Чаще всего я, конечно, спал с красивыми женщинами (на мой, разумеется, вкус – а вкус у меня отменный), но спал также с просто симпатичными и чуть миловидными и даже с очень некрасивыми. Но все они, и красавицы и «страшилки», обладали (для меня опять-таки) одним потрясающим женским качеством, которым, к сожалению, обладает очень невеликая часть женского населения, при взгляде на этих женщин член мой вскакивал, как примерный солдат при команде «подъем» (а я человек крайне разборчивый, щепетильный и брезгливый). Эти женщины обладали способностью вызывать желание. И происходило это не потому, что они такие вот родились. Нет, они хотели вызывать желание. Они стремились к тому, чтобы вызывать желание. Они старательно и упорно работали над тем, как и что нужно делать, чтобы вызывать желание. Они мучили и терзали себя, в конце концов, добивались того, что так страстно хотели.

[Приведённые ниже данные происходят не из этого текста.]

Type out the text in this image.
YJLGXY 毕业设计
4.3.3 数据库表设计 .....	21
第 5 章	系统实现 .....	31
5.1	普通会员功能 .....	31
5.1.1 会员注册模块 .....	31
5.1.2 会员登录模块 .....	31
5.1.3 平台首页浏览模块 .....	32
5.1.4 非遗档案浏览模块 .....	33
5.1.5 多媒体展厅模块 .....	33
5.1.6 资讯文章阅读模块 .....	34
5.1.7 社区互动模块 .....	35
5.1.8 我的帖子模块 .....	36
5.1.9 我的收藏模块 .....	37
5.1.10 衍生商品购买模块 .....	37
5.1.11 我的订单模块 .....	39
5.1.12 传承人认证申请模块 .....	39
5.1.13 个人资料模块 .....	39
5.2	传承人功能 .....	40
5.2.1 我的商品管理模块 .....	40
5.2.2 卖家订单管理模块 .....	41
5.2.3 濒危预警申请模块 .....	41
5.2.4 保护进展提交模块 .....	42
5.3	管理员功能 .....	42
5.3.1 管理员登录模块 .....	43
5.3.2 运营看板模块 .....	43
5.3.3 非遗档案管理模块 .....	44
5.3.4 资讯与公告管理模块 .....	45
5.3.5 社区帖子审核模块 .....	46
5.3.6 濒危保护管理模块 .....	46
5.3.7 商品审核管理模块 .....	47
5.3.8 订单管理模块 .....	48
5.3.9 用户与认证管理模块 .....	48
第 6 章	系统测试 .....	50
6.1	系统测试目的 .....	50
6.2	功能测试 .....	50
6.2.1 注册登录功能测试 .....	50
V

Я уверен, что если бы все женщины чудесным образом вдруг осознали бы, что самое главное для них в этой жизни быть желанными, и стали бы с маниакальной страстью стремиться к этому, то на этой земле, в этом мире, в этой жизни, очень и очень быстро наступило то, о чем так долго мечтали коммунисты и капиталисты, – всеобщее счастье – гармония, если быть более точным. Не стало бы больше войн. Подравнялось бы неравенство. Все бы вокруг породнились, все до единого. Подлость была бы оскорблена. Предательство было бы предано. Люди стали бы завидовать только самим себе. И больше никому. С трудом, морщась, тужась, напрягаясь и судорожно корчась, -будто сидя на унитазе, вспоминали бы они слова: «убийство, грабеж, разбой, мошенничество, кража, тяжкие телесные повреждения, менее тяжкие телесные повреждения, легкие телесные повреждения, измена, шпионаж, бандитизм, вымогательство, халатность, изнасилование, развратные действия в отношении малолетних» и так далее, и так далее, и так далее (см. УК РФ). Короче, все жили бы счастливо и легко.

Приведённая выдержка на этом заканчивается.